La incapacidad o —como prefería decir ella— la negativa de su Dios a interferir y a prestarle su auxilio, fue algo que, hasta cierto punto, también terminó por comprender. Seguramente —y aquello era algo que cada vez le costaba menos esfuerzo imaginar— no era éste un caso en el que estuvieran involucradas las fuerzas del mal, sino más bien algo que suele mantenerse alejado de los seres humanos, algo ajeno y que, generalmente, pasa inadvertido. Entre aquellos dos mundos se abría un abismo, pero el señor Sanderson había tendido un puente sobre él con sus charlas, sus explicaciones y su actitud. Gracias a ello, su marido había encontrado el camino que conducía a aquel otro lugar. Su temperamento y su natural inclinación hacia los bosques habían ido preparando su alma, de modo que, cuando vio aquella vía despejada, la tomó; era el camino más fácil. Naturalmente la vida está abierta a cualquier posibilidad y su marido tenía derecho a elegir dónde quería vivirla. Había elegido hacerlo… lejos de ella y lejos del resto de los hombres, pero no necesariamente lejos de Dios. Aquella era una concesión enorme a la que en ocasiones se acercaba, pero que nunca quiso contemplar cara a cara; era demasiado revolucionaria. Pero la posibilidad de que así fuera se asomaba a veces a su mente perpleja. Quizá aquello retrasara el progreso espiritual de su marido o quizá lo acelerara, ¿cómo saberlo? Al fin y al cabo, ¿por qué Dios, que ha ordenado todas las cosas de este mundo hasta el más mínimo detalle, desde la trayectoria del sol hasta la caída de un simple gorrión, habría de oponerse a su libre elección o tratar de interferir para ponerle trabas y detenerle?

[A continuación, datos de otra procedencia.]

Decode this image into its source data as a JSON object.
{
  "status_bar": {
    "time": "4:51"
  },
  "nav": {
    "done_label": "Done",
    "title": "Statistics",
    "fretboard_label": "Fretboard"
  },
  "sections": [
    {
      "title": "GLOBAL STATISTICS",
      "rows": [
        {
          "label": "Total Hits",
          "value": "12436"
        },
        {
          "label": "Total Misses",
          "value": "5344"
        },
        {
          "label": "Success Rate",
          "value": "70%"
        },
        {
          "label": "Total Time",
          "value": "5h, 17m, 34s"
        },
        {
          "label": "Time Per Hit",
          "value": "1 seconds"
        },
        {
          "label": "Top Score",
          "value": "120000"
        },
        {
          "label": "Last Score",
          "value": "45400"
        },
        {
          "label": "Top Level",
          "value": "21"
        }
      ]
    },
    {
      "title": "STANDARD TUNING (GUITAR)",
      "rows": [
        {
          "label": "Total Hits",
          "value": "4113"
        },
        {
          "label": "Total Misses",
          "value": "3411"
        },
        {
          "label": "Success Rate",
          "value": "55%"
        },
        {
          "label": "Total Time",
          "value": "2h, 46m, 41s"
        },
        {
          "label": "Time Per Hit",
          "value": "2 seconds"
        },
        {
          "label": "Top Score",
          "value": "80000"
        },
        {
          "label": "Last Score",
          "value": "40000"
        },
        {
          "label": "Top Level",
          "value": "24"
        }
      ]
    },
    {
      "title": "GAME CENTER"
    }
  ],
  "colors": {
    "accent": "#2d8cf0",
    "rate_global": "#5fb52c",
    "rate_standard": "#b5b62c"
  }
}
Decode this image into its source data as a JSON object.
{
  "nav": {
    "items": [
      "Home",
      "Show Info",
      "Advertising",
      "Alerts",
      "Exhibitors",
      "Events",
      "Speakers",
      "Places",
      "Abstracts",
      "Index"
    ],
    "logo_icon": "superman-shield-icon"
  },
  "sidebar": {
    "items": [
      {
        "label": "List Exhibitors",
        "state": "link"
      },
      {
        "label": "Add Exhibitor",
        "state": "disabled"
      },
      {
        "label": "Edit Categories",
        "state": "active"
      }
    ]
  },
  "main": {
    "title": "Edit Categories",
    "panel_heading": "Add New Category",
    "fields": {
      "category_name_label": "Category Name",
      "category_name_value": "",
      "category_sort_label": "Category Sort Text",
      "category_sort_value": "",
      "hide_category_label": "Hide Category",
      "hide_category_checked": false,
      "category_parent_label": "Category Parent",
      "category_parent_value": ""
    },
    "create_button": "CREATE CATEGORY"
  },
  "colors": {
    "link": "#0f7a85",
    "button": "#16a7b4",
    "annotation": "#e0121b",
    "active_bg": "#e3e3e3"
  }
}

Contemplada bajo aquel nuevo aspecto, la resignación terminó por resultarle más llevadera. Aunque no consiguiera hacer que se sintiera en paz, al menos le reconfortaba. Luchaba contra todo lo que pudiera suponer un menosprecio de su Dios. Quizá bastaba con que Él… lo supiera.

—Querido, ¿no te sientes solo cuando estás en el bosque? ¿Está Dios contigo? —se aventuró a preguntarle una noche mientras él entraba de puntillas en la habitación casi de medianoche.

—De una forma majestuosa, porque está en todas partes. —le respondió inmediatamente lleno de entusiasmo—. Ojalá tú…

Pero ella se tapó los oídos con la ropa de cama. Oír aquella invitación de sus labios era más de lo que podía soportar. Era como si le pidiera que marchara alegremente a su propia ejecución. Enterró su rostro entre las sábanas y las mantas, y se puso a temblar.